ClaMS – compositional classifier for metagenomic sequences

Motivation

Binning - classification of metagenomic contigs according to their likely taxonomic origin - is an important step in metagenome analysis enabling analysis of genetic content of individual populations. Supervised binning based on oligonucleotide composition of contigs is not biased by the composition of the reference database of genome sequences and has higher accuracy than unsupervised binning. The goal is to develop a tool for supervised compositional binning of metagenome sequences.

Results

ClaMS ("Classifier for Metagenomic Sequences") has been developed.

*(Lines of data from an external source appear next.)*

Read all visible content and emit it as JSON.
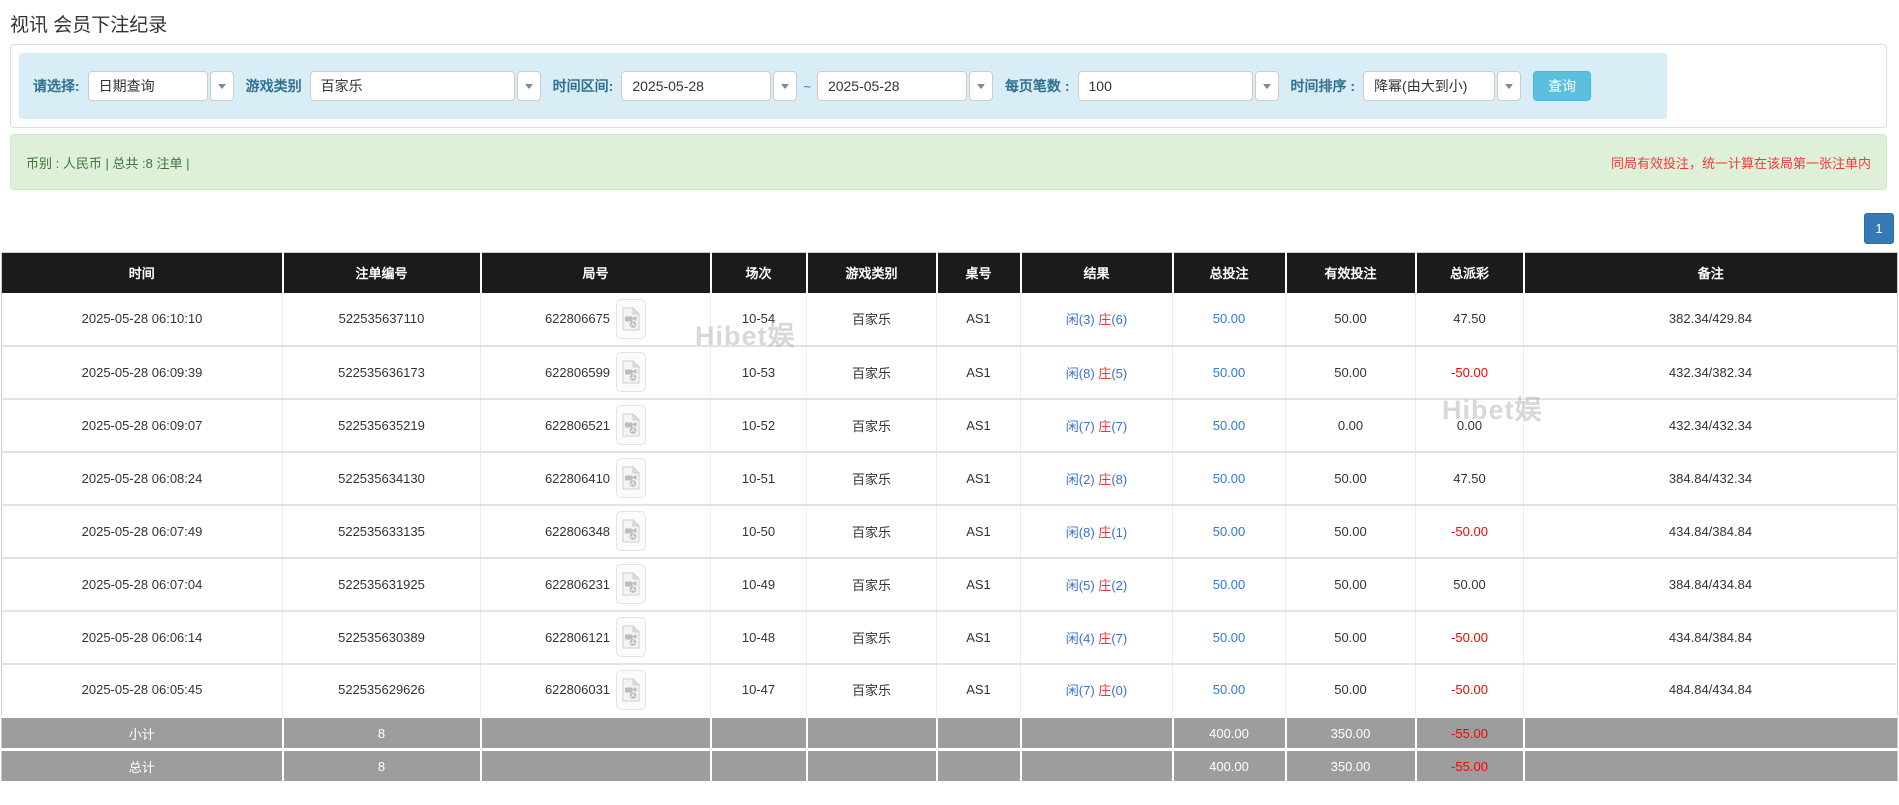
{
  "page_title": "视讯 会员下注纪录",
  "filters": {
    "query_type": {
      "label": "请选择:",
      "value": "日期查询"
    },
    "game_type": {
      "label": "游戏类别",
      "value": "百家乐"
    },
    "date_range": {
      "label": "时间区间:",
      "from": "2025-05-28",
      "separator": "~",
      "to": "2025-05-28"
    },
    "page_size": {
      "label": "每页笔数 :",
      "value": "100"
    },
    "sort": {
      "label": "时间排序 :",
      "value": "降幂(由大到小)"
    },
    "search_button": "查询"
  },
  "summary": {
    "left": "币别 : 人民币 | 总共 :8 注单 |",
    "notice": "同局有效投注，统一计算在该局第一张注单内"
  },
  "pagination": {
    "current": "1"
  },
  "watermark": "Hibet娱",
  "colors": {
    "link_blue": "#2d7bd9",
    "player_blue": "#3b6fd4",
    "banker_red": "#e4393c",
    "negative_red": "#ff0000",
    "search_button_blue": "#5bc0de",
    "pagination_blue": "#337ab7",
    "header_bg": "#1b1b1b",
    "subtotal_bg": "#9d9d9d",
    "filter_bg": "#d9edf7",
    "summary_bg": "#dff0d8"
  },
  "table": {
    "headers": [
      "时间",
      "注单编号",
      "局号",
      "场次",
      "游戏类别",
      "桌号",
      "结果",
      "总投注",
      "有效投注",
      "总派彩",
      "备注"
    ],
    "result_labels": {
      "player": "闲",
      "banker": "庄"
    },
    "rows": [
      {
        "time": "2025-05-28 06:10:10",
        "bet_id": "522535637110",
        "round_id": "622806675",
        "session": "10-54",
        "game": "百家乐",
        "table_no": "AS1",
        "player_points": "3",
        "banker_points": "6",
        "total_bet": "50.00",
        "valid_bet": "50.00",
        "payout": "47.50",
        "remark": "382.34/429.84"
      },
      {
        "time": "2025-05-28 06:09:39",
        "bet_id": "522535636173",
        "round_id": "622806599",
        "session": "10-53",
        "game": "百家乐",
        "table_no": "AS1",
        "player_points": "8",
        "banker_points": "5",
        "total_bet": "50.00",
        "valid_bet": "50.00",
        "payout": "-50.00",
        "remark": "432.34/382.34"
      },
      {
        "time": "2025-05-28 06:09:07",
        "bet_id": "522535635219",
        "round_id": "622806521",
        "session": "10-52",
        "game": "百家乐",
        "table_no": "AS1",
        "player_points": "7",
        "banker_points": "7",
        "total_bet": "50.00",
        "valid_bet": "0.00",
        "payout": "0.00",
        "remark": "432.34/432.34"
      },
      {
        "time": "2025-05-28 06:08:24",
        "bet_id": "522535634130",
        "round_id": "622806410",
        "session": "10-51",
        "game": "百家乐",
        "table_no": "AS1",
        "player_points": "2",
        "banker_points": "8",
        "total_bet": "50.00",
        "valid_bet": "50.00",
        "payout": "47.50",
        "remark": "384.84/432.34"
      },
      {
        "time": "2025-05-28 06:07:49",
        "bet_id": "522535633135",
        "round_id": "622806348",
        "session": "10-50",
        "game": "百家乐",
        "table_no": "AS1",
        "player_points": "8",
        "banker_points": "1",
        "total_bet": "50.00",
        "valid_bet": "50.00",
        "payout": "-50.00",
        "remark": "434.84/384.84"
      },
      {
        "time": "2025-05-28 06:07:04",
        "bet_id": "522535631925",
        "round_id": "622806231",
        "session": "10-49",
        "game": "百家乐",
        "table_no": "AS1",
        "player_points": "5",
        "banker_points": "2",
        "total_bet": "50.00",
        "valid_bet": "50.00",
        "payout": "50.00",
        "remark": "384.84/434.84"
      },
      {
        "time": "2025-05-28 06:06:14",
        "bet_id": "522535630389",
        "round_id": "622806121",
        "session": "10-48",
        "game": "百家乐",
        "table_no": "AS1",
        "player_points": "4",
        "banker_points": "7",
        "total_bet": "50.00",
        "valid_bet": "50.00",
        "payout": "-50.00",
        "remark": "434.84/384.84"
      },
      {
        "time": "2025-05-28 06:05:45",
        "bet_id": "522535629626",
        "round_id": "622806031",
        "session": "10-47",
        "game": "百家乐",
        "table_no": "AS1",
        "player_points": "7",
        "banker_points": "0",
        "total_bet": "50.00",
        "valid_bet": "50.00",
        "payout": "-50.00",
        "remark": "484.84/434.84"
      }
    ],
    "subtotal": {
      "label": "小计",
      "count": "8",
      "total_bet": "400.00",
      "valid_bet": "350.00",
      "payout": "-55.00"
    },
    "total": {
      "label": "总计",
      "count": "8",
      "total_bet": "400.00",
      "valid_bet": "350.00",
      "payout": "-55.00"
    }
  }
}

It's a Java application for binning metagenomic contigs using user-specified training sets and initial parameters. 2 signatures of oligonucleotide composition (de Bruijn chain – DBC and oligonucleotide odds ratio – DOR) and 3 word length (dinucleotides to tetranucleotides) can be used. Pre-computed signatures for all finished genomes are included with ClaMS distribution. Training sets can be defined either by selecting a node in phylogenetic tree in the ClaMS-GUI or by uploading their own fasta files of sequences. For each sequence to be binned its signature is computed, and compared to the centroid signatures of all training sets; the best match is declared the bin of this sequence, if the distance between the signature and centroid is less than user-selected cutoff. ClaMS can bin ~20,000 sequences in 3 min on a laptop with 2.4 GHx Intel Core 2 Duo processor and 2 GB RAM, and can be run under any operating system on which Java Runtime Environment can be installed.